Governo do PT consegue aprovar projeto que piora processo de licenciamento ambiental implantado pelo PSDB em Minas

Cartaz colocado nas galerias do plenário da ALMG demostra a revolta dos ambientalistas mineiros
Cartaz colocado nas galerias do plenário da ALMG demostra a revolta dos ambientalistas mineiros

O governo de Fernando Pimentel, do PT, segue fazendo estragos em Minas. Desta vez, na área ambiental. Na tarde desta quarta-feira (25/11), foi aprovado em turno único na Assembleia Legislativa, em regime de urgência, o polêmico e criticado projeto do governador que estabelece novas regras para o Sistema Estadual do Meio Ambiente (SISEMA).

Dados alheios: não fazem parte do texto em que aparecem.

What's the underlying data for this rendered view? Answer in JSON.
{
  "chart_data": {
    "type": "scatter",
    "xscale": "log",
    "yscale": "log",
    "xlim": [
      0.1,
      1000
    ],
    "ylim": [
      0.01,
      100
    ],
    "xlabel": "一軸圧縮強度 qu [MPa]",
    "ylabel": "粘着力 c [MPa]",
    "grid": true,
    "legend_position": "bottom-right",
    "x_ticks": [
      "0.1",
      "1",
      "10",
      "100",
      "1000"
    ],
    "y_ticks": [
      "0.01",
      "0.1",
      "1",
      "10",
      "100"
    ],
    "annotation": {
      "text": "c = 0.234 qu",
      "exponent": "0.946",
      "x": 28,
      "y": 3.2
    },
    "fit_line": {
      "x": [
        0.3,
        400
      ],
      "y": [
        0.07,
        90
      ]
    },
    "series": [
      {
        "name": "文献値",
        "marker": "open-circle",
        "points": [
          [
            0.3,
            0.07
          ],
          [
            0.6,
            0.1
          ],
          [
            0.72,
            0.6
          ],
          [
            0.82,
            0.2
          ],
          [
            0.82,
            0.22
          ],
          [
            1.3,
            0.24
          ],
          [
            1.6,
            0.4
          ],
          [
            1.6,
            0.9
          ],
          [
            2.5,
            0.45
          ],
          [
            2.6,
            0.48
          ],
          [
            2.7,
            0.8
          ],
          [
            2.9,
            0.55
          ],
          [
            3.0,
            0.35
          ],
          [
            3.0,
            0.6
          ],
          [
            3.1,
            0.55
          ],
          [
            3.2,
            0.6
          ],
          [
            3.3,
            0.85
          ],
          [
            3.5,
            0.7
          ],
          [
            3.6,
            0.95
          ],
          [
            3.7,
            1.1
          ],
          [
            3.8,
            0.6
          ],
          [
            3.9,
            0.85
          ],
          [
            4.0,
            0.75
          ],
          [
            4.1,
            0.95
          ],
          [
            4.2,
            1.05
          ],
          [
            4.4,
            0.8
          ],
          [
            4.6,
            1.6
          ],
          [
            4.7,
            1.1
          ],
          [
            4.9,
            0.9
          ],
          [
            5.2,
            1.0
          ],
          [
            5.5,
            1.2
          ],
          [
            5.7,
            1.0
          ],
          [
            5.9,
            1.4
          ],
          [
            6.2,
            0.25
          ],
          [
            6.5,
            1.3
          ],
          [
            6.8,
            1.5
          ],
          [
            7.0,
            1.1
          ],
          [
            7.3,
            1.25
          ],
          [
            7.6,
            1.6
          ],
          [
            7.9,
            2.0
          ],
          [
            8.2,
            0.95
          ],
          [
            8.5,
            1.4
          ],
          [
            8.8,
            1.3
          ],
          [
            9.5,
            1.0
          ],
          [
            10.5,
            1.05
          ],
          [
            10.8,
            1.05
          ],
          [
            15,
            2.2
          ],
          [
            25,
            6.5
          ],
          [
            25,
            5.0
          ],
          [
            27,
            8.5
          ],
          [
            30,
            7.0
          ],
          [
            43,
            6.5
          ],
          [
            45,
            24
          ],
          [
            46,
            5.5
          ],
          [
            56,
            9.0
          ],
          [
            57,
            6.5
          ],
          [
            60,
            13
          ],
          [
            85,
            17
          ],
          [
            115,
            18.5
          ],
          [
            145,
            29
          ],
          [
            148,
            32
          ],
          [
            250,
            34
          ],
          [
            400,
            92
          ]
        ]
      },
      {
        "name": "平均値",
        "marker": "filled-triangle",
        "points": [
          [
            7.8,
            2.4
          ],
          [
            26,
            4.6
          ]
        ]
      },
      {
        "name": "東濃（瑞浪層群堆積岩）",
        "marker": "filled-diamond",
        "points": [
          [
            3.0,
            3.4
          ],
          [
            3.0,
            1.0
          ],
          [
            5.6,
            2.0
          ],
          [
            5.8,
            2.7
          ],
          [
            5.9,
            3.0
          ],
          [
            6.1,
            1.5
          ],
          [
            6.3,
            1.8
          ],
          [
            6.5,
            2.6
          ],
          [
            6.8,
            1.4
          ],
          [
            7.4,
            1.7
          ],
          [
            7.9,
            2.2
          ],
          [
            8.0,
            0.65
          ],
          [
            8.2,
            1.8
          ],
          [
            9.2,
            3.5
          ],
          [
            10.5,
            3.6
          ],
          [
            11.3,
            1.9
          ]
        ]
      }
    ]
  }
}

Rechaçado pelos ambientalistas desde a sua apresentação na ALMG, o Projeto de Lei 2.946/15 pode, segundo especialistas, acelerar o processo de degradação ambiental do estado. Além do impacto ambiental, outro aspecto que vem merecendo repúdio dos ambientalistas é a centralização que o governo petista quer implementar nas ações e nos processos de decisão do setor, deixando em segundo plano órgãos como o Conselho de Política Ambiental (Copam).

O SISEMA foi criado e implantado durante a administração de Aécio Neves, do PSDB, no estado. Além do SISEMA, o governo do tucano promoveu outras inovações no setor. Minas Gerais foi o primeiro estado a adotar a lei federal de crimes ambientais e continua sendo o único estado até hoje que inclui na legislação mudanças das penalidades aplicadas sobre danos ambientais. Aécio Neves também promoveu a revisão da legislação ambiental no estado para, em seguida, enviar um projeto de lei à Assembleia Legislativa, com profundas mudanças na lei.

Em 2006, Aécio Neves encampou duas reivindicações da Associação dos Municípios Mineradores de Minas Gerais (AMIG), que pediam a revisão da alíquota da Compensação Financeira pela Exploração dos Recursos Minerais (CFEM),e a criação da Agência Nacional Mineral (ANM). A proposta foi apresentada à então ministra de Minas e Energia, Dilma Rousseff. A ANM substituiria o DNPM, que a AMIG considerava ultrapassado e ineficiente.

Em 2007, o tucano criou no estado o Pólo de Excelência de Mineração e Metalurgia para funcionar como uma plataforma de programas de base científica e tecnológica de implantação de tecnologias, capacitação de pessoas e identificação de gargalos na cadeia produtiva da mineração. Um ano depois, em 2008, criou mais de 300 vagas para o curso técnico em mineração e abriu um curso de metalurgia no Programa de Educação Profissionalizante (PEP) implantado pela Secretaria de Educação.

No governo Aécio também foi feita alteração na legislação ambiental (DN 74), com a criação de Sete unidades regionais do Conselho de Polícia Ambiental (Copam), formado por representantes do governo e da sociedade civil organizada.

Agora, de acordo com os ambientalistas, o projeto de Fernando Pimentel “escancara vergonhosamente” o propósito do petista de acabar com a sociedade civil de influenciar os processos de licenciamentos. “Trata-se de uma proposta centralizadora, antidemocrática e antiambiental. Um retrocesso em relação aos últimos 30 anos”, afirmou a nota de repúdio divulgada, em outubro, pelo Movimento pelas Serras e Águas de Minas. No final do documento, a entidade indagou: “Será que a verdadeira finalidade de inaugurar esta ditadura ambiental não é facilitar o licenciamento de projetos de mineração?”